BAM, GCF, and BigWig tracks are displayed as coverage files. When you only want genome coverage for a sample, GCF files will load much faster than .bam or BigWig files
Peak calls - broadPeak, narrowPeak
- BroadPeak/NarrowPeak tracks are usually generated by peak-calling algorithms, using different settings, and usually mark high-confidence regions of increased signal (e.g. chromatin accessibility, ChIP signal, etc).
- Feature annotations - gff3, gtf
- GTF/GFF tracks display feature annotations, such as predicted promoter sites based on CAGE or RAMPAGE assays.
- Output Type: The measurement represented by the track
- Assay Terminology Name: Experimental procedure to generate data (categorized by Assay Category)
- Transcription - RNA-seq, CAGE, RNA-PET, RAMPAGE
- DNA accessibility - DNAse-seq, FAIRE-seq, MNase-seq
- Protein/RNA/DNA binding - ChIP-seq, RIP-seq, eCLIP, iCLIP
- Aligned sequence data - bam
Adding ENCODE Tracks
In this module, we will select additional RNA-seq tracks from ENCODE performed on the K562 and MCF-7 cell lines used in the RNA-seq tutorial. To identify these tracks, we will use the following filters/features: File | Data Type | gcf, Experiment | Assay Title | RNA-seq, and Biosample | Term.

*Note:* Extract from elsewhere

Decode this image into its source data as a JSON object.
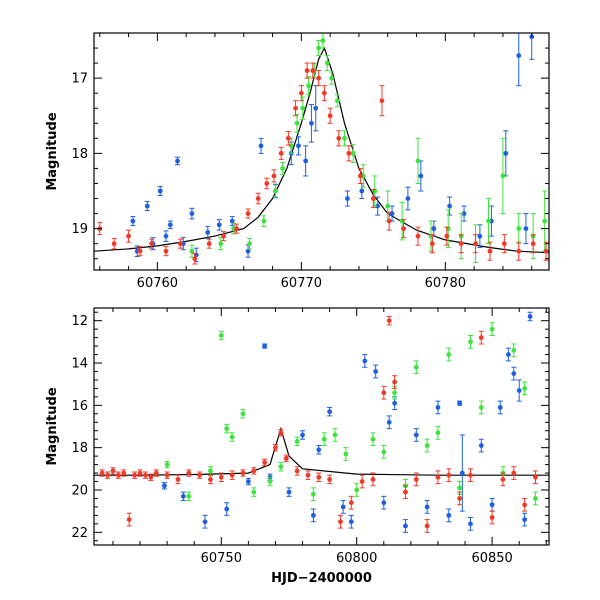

For the Term filter, create an entry for "K562 OR MCF-7". In total, these filters will select RNA-seq alignment coverage from the same cell lines used in the RNA-seq tutorial:
Notice in the upper right hand corner of the window that the number of files available to view reduces with the addition of each filter. For this tutorial, we will load just four of the tracks (2 files from each cell line). Find the four files at the bottom of the table - they should have a description under the column "Biosample Description" that reads: "RNA Evalution (K562 or MCF-7) Long Total from Graveley. Left-click and select all four files (holding down Shift or Control to select multiple files). Click Add Tracks on the bottom of the window. One can also combine tracks by using Add Grouped Tracks while multiple files are selected. This will function similar to grouping .gcf files when adding tracks in the beginning of this tutorial.
Click Close to return to the Genome Browser. You will find that the four new tracks have been added to your view.
Customizing and Viewing ENCODE Tracks
Once tracks have been added, the Genome Browser is fully customizable to better visualize the data. For instance, the track name is not an easy to understand identification, so the user can change this by going to Organize Tracks and clicking on the Metadata tab. As you scroll from left to right, the Assay Title and Term column headers are good indicators of what these samples are. Highlight the four new ENCODE tracks, and click Set Labels. Choose the Term and Assay Title columns to be listed and click OK twice.
The new ENCODE tracks now have simpler identifiers:
Now the user can examine these tracks and compare them to their own data. In this example, we have zoomed in on the 5' end of ABL1. As you can see below, there is a pileup of reads spanning the region of intron 1 where the BCR-ABL1 fusion has occured in K562, while there are no such reads in the MCF-7 cells line.
Users are encouraged to explore the many ENCODE tracks available to enhance their analyses. Once the tracks of interest have been loaded and identification changed in the genome browser, use Track Properties to adjust track heights, colors, and more. For example, in the image above, notice that the track height is set to 0-100 for all four ENCODE BAM files that were added. This allows us to visualize the alignment coverage at the same scale for each of these four tracks.